YASSP

Known problems, FAQ

DRAFT: This page *IS* being written. Any suggestion is welcome!

• Can I install YASSP or SECclean on an existing server?

  You can try! :-)
  SECclean try to be very careful when it touch some existing files. SECclean installation will tell you which file were modified and were the original was saved. You may need to re-edit some configuration files and re-apply some setting. I can say a firm yes as I don't want to be responsible for some disater :-) but in the worst case, de-installing it should put you back in order.
  Note: Yassp or SECclean will change the Solaris setting. It won't be aware of any additional configuration files or startup file. It is up to the administrator to verify any additional software. Any additional startup script will *not* be controlled by /etc/yassp.conf

• 'boot -r' does not reconfigure the devices anymore.
• Hot-pluggable devices doesn't work any more0 .
• Will YASSP run on Solaris 2.X, where X != [678].

  The tarball will refuse to install. If you try the manual installation, SECclean will failed to install the right /etc/init.d/inet[svc|inet] init file as it won't have the one corresponding to your OS.
  Solaris 8 is supported since Beta-final#6.

• After installing YASSP (or SECclean) I can't log anymore to the workstation from the network.
  • By default, SECclean modify /etc/init.d/inetsvc not to run inetd at all. Edit /etc/yassp.conf and set RUNINETD to YES.
  • SECclean has commented out all the line of /etc/inetd.conf. Edit it and un-comment the services you want to run.
  • If you have installed ssh, and if TCP-wrapper is part of the package installed by yassp (Default choice), you need to modify /etc/host.allow and/or /etc/host.deny to allow ssh connection from where you want.
• Netscape products do not work anymore.

  Some people reported problems running Netscape server or communicator after installing YASSP. It looks like Netscape products need nscd to work properly. Edit /etc/rc.conf and set NETSCAPE to 'YES'.

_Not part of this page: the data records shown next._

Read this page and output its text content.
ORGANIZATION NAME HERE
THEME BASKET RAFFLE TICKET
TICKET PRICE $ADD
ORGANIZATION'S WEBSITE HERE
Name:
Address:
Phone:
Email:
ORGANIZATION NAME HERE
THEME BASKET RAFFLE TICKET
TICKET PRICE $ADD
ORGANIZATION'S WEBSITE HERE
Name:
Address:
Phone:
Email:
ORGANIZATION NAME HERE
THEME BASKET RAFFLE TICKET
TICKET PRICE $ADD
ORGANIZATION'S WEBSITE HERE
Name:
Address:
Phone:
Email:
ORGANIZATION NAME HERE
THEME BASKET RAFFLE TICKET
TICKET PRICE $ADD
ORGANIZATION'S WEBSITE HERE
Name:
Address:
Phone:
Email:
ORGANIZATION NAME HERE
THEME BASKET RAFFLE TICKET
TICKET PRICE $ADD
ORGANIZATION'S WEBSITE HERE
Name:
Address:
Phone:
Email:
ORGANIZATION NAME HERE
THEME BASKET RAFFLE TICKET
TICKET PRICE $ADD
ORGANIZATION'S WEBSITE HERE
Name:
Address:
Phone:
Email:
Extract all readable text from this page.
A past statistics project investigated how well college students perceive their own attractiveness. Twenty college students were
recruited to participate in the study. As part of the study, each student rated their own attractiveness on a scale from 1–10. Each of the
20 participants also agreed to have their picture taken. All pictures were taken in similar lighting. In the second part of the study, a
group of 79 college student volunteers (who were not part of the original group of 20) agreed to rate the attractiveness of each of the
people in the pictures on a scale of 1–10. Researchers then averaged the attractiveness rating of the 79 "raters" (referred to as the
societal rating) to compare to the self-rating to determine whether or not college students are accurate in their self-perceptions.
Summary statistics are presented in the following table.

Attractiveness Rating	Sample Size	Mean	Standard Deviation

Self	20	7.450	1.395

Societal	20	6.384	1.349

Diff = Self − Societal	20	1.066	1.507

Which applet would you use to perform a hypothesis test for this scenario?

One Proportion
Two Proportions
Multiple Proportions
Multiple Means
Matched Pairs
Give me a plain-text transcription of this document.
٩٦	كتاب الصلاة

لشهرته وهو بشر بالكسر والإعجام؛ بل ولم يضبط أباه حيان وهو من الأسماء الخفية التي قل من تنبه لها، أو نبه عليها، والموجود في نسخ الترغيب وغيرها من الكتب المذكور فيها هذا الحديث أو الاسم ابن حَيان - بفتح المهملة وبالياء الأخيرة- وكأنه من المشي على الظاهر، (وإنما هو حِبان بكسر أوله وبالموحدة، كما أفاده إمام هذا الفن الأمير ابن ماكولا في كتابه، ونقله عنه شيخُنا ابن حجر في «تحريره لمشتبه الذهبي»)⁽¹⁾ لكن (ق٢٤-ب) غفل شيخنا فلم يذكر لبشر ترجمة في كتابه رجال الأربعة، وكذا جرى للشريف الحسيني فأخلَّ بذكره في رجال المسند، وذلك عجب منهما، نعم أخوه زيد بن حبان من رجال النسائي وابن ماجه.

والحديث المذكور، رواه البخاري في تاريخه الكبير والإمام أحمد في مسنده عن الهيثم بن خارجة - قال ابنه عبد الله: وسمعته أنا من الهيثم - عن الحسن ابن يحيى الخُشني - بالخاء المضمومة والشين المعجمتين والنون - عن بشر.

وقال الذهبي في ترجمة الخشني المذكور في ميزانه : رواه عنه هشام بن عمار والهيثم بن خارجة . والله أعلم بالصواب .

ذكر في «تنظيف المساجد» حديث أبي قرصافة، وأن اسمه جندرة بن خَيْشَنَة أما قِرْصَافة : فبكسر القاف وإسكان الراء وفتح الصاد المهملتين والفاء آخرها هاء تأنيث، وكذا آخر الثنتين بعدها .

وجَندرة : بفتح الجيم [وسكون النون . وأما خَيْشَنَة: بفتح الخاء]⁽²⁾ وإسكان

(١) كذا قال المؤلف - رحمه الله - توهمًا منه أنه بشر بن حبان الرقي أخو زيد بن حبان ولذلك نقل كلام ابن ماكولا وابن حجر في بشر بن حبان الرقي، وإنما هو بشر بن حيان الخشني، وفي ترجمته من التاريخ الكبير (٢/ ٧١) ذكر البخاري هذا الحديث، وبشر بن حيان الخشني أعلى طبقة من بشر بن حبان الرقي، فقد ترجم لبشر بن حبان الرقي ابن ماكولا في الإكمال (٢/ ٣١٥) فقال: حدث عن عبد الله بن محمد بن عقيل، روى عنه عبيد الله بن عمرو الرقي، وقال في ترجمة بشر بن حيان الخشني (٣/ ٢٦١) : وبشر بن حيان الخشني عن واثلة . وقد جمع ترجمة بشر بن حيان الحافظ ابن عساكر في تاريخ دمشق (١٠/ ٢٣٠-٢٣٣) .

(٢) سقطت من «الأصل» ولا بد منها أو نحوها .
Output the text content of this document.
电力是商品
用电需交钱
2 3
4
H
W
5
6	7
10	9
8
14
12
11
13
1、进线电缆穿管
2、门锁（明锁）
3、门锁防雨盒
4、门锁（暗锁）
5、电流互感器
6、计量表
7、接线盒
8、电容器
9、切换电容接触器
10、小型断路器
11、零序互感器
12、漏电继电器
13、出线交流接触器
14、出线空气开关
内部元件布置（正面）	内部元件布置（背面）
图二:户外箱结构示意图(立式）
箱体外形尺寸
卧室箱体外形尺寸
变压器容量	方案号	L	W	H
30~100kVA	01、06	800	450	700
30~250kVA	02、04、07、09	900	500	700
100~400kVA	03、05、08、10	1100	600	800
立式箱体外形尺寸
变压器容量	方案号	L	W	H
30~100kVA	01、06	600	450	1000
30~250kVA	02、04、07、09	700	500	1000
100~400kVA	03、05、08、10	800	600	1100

• Some services like DTlogin or NFS do not run anymore.

  SECclean turn off most of the services by default. Edit /etc/rc.conf and re-enable what you need.

• Some applications do not run correctly anymore.

  Hard to say what is wrong, but here is two good starting points:

  • May be the application rely on a network services which is turn off by YASSP.
  • Check your logs to see if their is a stack-smashing attacks logged. If yes, edit /etc/system an, comment out the line set noexec_user_stack=1 reboot and try again. Beware that stack-smashing attacks will be possible.
• I ran YASSP but now every time I add a new filesystem mount, I am unable to successfully execute the command `pwd' when my current working directory is under that mount point, or the command `ls -la' on the mount point itself. What gives?

  YASSP changes the system-wide umask set in /etc/profile to 077 by default . This means that new directories are created with permissions of 0700, rather than the 0755 that would be the case for most non-YASSP systems. If a directory `/foo' is created with these permissions, and is then used to mount a filesystem whose top-level directory has less restrictive permissions, such as 0755, then `/foo' will appear to have those less restrictive permissions:

  # ls -ld /foo
  /foo: No such file or directory
  # umask 077
  # mkdir /foo
  # ls -ld /foo
  drwx------ 3 root other 512 Aug 22 09:19 /foo
  # mount /dev/dsk/c1t0d0s1 /foo
  # ls -ld /foo
  drwxr-xr-x 3 root other 512 Jul 24 11:16 /foo

  Since a filesystem cannot know beforehand where it will be mounted, it can't know what the permissions on the parent directory of its mount point will be, and thus the entry for `..' in the top-level directory of a filesystem is meaningless. Thus, when an attempt is made to access `/foo/..' (for example, via a pwd), the OS actually does a stat of the `..' entry in the directory `/foo' under the root filesystem, rather than the `..' entry in the top-level directory of the mounted filesystem stored on /dev/dsk/c1t0d0s1 (or whatever the device is). Since the permissions on that hidden mount point do not allow access to users other than the root user, the stat will fail:

  $ ls -l /foo/..
  /foo/..: Permission denied
  $ cd /foo
  $ pwd
  pwd: Permission denied
  $ sudo pwd /foo

  YASSP has thus not broken anything; instead, this is the correct behaviour (on all UNIX-like OSes other than Linux) for a somewhat pathological situation that YASSP makes more common.
  Fix: The proper workaround is to unmount the filesystem, change the permissions on the mount point to match those of the filesystem's top-level directory, and remount the filesystem.